Cuando pasaba eso te miraba con ojos curiosos, deseoso de saber más, de que me
contaras más. Al cabo de bastante rato te pedía que me dejaras hacer mis
trabajos y estudiar un rato, que por la tarde nos veríamos para compartir y
comparar ideas.
Me dejabas solo, con mis cosas de “persona mayor” como decías. Yo
organizaba el salón, porque tú lo habías desorganizado todo, y me sentaba a
estudiar, porque la semana siguiente o la próxima tenía exámenes que atender.
Luego llegaba la tarde, y de nuevo a la rotonda. Entonces me
preguntabas entusiasmado qué pareja de las que me había contado antes me
gustaba más.
Y yo pensaba, y mientras pensaba
tú ya habías comenzado con una ristra de nombres conjuntos de las parejas que
más te gustaban. Y cuando habías terminado yo te decía las mías. Tú siempre tan
impulsivo, sin esperar un minuto a que pudiera decir lo que quería…impaciente,
incansable, interminable y a veces resultabas agotador.

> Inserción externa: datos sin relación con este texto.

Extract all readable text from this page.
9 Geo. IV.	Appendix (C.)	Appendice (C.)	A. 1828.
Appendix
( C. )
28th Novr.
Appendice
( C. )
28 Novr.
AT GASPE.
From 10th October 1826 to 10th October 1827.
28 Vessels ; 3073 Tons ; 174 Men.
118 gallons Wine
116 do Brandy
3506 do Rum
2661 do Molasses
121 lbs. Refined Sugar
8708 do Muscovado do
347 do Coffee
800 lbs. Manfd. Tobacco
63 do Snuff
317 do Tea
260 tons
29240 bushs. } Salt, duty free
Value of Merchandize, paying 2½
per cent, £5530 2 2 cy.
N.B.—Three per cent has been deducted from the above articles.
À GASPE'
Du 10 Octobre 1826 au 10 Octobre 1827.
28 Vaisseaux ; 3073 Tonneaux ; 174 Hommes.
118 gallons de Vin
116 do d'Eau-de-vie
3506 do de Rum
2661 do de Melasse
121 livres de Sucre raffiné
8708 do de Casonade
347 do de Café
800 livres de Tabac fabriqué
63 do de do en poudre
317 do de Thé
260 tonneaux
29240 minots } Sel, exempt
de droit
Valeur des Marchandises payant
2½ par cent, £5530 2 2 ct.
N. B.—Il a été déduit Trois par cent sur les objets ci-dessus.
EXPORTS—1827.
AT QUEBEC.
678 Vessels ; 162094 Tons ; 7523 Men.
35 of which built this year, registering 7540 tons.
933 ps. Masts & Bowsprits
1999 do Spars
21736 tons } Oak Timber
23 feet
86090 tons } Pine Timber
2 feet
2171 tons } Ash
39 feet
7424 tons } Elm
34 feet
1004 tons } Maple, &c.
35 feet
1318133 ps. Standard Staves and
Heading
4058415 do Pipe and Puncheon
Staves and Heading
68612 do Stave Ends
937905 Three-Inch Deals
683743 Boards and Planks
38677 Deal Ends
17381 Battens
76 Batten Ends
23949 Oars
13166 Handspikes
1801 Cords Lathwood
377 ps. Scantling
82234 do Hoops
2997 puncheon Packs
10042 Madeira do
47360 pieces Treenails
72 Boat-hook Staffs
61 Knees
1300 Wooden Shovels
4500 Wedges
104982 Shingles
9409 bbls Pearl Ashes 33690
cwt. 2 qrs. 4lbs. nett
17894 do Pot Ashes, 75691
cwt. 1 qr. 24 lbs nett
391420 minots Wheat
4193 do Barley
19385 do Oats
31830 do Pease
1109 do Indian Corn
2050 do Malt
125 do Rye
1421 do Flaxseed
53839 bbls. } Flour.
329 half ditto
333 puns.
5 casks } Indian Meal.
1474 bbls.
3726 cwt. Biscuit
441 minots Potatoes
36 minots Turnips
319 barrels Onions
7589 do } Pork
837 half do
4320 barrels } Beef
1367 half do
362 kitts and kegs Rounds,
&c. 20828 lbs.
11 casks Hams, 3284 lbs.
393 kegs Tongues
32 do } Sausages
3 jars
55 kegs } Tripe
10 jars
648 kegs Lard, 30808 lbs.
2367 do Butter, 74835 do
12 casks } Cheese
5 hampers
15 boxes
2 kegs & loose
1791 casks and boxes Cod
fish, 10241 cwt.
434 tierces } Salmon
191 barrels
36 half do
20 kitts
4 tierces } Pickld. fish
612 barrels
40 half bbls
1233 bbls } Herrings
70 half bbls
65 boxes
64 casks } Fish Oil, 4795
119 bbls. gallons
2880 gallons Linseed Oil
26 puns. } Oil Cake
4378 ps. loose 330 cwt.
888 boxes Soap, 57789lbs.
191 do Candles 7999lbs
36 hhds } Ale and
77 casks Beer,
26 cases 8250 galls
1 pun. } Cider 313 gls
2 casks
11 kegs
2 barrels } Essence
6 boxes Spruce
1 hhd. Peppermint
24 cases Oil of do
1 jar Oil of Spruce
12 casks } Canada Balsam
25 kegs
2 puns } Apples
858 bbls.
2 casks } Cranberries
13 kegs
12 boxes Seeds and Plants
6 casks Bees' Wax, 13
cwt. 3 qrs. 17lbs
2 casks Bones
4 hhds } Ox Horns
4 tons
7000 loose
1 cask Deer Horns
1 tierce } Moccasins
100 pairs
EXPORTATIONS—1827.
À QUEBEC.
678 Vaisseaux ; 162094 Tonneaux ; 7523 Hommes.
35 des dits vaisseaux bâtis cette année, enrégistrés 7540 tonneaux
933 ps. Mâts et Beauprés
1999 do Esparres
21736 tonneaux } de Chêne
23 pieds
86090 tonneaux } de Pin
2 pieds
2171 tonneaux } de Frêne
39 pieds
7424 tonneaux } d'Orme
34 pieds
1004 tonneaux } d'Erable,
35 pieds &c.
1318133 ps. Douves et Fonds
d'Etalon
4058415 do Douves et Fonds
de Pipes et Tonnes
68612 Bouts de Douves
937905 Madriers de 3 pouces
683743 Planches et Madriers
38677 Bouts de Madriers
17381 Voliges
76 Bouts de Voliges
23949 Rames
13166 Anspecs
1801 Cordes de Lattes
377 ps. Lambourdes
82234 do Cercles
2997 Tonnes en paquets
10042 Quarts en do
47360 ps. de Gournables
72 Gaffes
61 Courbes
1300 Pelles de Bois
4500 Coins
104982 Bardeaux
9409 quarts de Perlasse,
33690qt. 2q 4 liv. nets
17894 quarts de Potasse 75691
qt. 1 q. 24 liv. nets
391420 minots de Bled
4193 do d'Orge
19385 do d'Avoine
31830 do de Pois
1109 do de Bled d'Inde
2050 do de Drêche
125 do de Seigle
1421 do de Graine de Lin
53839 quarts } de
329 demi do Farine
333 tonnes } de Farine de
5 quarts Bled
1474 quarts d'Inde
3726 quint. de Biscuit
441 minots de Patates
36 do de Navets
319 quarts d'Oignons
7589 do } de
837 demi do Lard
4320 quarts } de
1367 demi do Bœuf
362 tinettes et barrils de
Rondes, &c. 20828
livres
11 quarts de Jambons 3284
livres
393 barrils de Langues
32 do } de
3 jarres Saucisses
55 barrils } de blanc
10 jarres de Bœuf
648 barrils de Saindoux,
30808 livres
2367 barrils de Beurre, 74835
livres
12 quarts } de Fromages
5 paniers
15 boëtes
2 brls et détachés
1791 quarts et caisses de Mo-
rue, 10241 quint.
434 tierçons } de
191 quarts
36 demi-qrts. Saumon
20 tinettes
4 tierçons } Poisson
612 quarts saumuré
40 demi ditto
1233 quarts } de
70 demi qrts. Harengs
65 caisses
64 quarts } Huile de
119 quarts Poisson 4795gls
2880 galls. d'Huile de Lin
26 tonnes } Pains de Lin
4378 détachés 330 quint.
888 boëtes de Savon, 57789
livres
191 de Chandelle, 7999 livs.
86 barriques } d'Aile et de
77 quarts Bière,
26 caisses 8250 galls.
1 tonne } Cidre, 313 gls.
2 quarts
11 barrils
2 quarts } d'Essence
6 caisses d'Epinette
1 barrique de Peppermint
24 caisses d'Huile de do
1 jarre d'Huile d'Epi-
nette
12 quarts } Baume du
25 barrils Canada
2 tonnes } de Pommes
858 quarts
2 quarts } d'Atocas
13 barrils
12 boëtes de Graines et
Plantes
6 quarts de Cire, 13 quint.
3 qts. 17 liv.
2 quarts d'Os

Cuantos momentos, cuantas conversaciones que quedaron borradas y
llevadas por el viento frío invernal, otoñal, entre las hojas, arrastradas por
el vendaval, sepultadas en la tumba que solo tú sabes donde está. ¿Cuándo
terminarás? Loco, demente, juguetón y saltarín. Imposible de frenar. Cabezota
cuando algo se te metía entre ceja y ceja, y no parabas hasta llegar a ello. La
verdad es que esa capacidad la admiro, y sé que tú también. Somos dos
luchadores ya viejos, cansados, exhaustos por lo que hemos pasado. En la última
recta, le damos una moneda a Caronte para que nos lleve en su barca por el lago
Averno. Y cuando llegamos a la puerta del Inframundo tú te das la vuelta, dices
que eres demasiado joven, que aún no te ha llegado el momento, que te quedan
energías y fuerzas aún para continuar. Me dices que burlarás la Muerte, que la
estrecharás la mano y te despedirás de ella, porque Ella también sabe que aún
es demasiado pronto. Y entonces te giras, antes de irte, me tiendes la mano y
me sonríes, como cuando no entiendes algo, igual. Y en ese momento te digo que
estoy muy cansado, que no tengo ganas de seguir, que mi juego ha terminado y he
perdido. Y no sé como tú me agarras del brazo, despides a Hades con la mano sonriendo y a su esposa Perséfone. Te
giras, me vuelves a ver a mirar, de nuevo me sonríes, y sin saber como esa
sonrisa me da fuerzas. Entonces ya somos dos los que caminamos de nuevo a la
vida. Caronte está en su barca, nos mira enrarecido, y tú le sonríes, y él
comprende. Nos permite subir de nuevo a su barca, pero esta vez vamos hacia un
sendero distinto. Nos cruza nuevamente el lago Averno en su barca y nos deja en
la orilla. Tú le vuelves a sonreír, siempre consigues burlar la Muerte, siempre
tiras de mí cuando ya estoy muerto, o pienso que lo estoy, y me agarras con
fuerza y me levantas, y entonces ya vuelvo a ser el mismo. Volverá a pasar el
tiempo hasta que volvamos a morir, pero sé que tú estarás ahí para burlarla e
irás repartiendo sonrisas risonas entre los demás, entonces sonreiré yo
también, y volveremos a quedar en la rotonda. Comentando como otra vez has conseguido
salir del fondo.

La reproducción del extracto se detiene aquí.